Eventually Meliagrance pays for the folly of declaring war on Arthur and his knights. Lancelot escapes from the dungeon and kills Meliagrance in the trial by combat. Through the Meliagrance episodes White shows that violent actions only lead to more violent actions, with nothing constructive being accomplished.

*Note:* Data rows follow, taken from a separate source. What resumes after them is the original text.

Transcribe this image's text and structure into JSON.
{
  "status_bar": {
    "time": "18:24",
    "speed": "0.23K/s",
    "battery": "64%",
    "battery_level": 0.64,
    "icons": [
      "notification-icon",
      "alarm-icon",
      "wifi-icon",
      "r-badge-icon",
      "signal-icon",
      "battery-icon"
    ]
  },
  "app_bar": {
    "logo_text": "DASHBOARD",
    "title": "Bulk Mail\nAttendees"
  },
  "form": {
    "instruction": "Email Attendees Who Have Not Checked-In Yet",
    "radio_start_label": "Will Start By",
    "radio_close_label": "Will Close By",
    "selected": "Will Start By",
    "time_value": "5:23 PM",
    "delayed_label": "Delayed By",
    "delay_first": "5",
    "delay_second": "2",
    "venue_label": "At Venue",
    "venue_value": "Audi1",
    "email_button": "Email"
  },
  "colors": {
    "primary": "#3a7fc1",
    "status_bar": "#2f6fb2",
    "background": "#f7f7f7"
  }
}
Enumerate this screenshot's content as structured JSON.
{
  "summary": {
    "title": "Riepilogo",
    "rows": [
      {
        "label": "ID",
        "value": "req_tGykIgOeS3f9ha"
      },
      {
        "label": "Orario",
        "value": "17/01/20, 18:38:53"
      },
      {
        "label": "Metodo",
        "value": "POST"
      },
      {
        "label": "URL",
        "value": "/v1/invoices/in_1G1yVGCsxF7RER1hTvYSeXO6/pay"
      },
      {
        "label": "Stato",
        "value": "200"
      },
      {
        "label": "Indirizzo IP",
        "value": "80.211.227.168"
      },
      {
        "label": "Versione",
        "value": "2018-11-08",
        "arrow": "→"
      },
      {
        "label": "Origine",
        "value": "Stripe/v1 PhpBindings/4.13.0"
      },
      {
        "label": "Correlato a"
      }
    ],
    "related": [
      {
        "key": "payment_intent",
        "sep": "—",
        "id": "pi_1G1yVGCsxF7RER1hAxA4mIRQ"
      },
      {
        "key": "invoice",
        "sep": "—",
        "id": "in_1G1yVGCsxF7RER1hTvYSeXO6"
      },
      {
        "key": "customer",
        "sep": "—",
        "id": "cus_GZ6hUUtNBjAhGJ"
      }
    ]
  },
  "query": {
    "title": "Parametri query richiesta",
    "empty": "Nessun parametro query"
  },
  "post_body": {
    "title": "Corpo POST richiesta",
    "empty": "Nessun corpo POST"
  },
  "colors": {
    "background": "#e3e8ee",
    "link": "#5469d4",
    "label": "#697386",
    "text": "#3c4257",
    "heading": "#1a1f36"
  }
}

White conveys the theme of perfection versus fallibility by questioning the validity of Lancelot's pursuit of perfection. When Urre comes to Camelot, Lancelot is convinced he can't perform a miracle and heal Urre. Lancelot has shown his weakness in many ways, including his affair with Guenever and his lack of support for Elaine. He believes only those who are pure, such as Galahad, can perform miracles. However, Lancelot's perspective is refuted when he succeeds in healing Urre. Before he attempts to heal Urre, he asks for God's mercy, admitting to being fallible and undeserving of God's love. He asks for mercy for Urre's sake. God responds and allows the miracle. What seems to matter is not achieving a state of perfection (which makes a person worthy of performing miracles), but rather admitting one's humanness and asking for God's mercy and grace.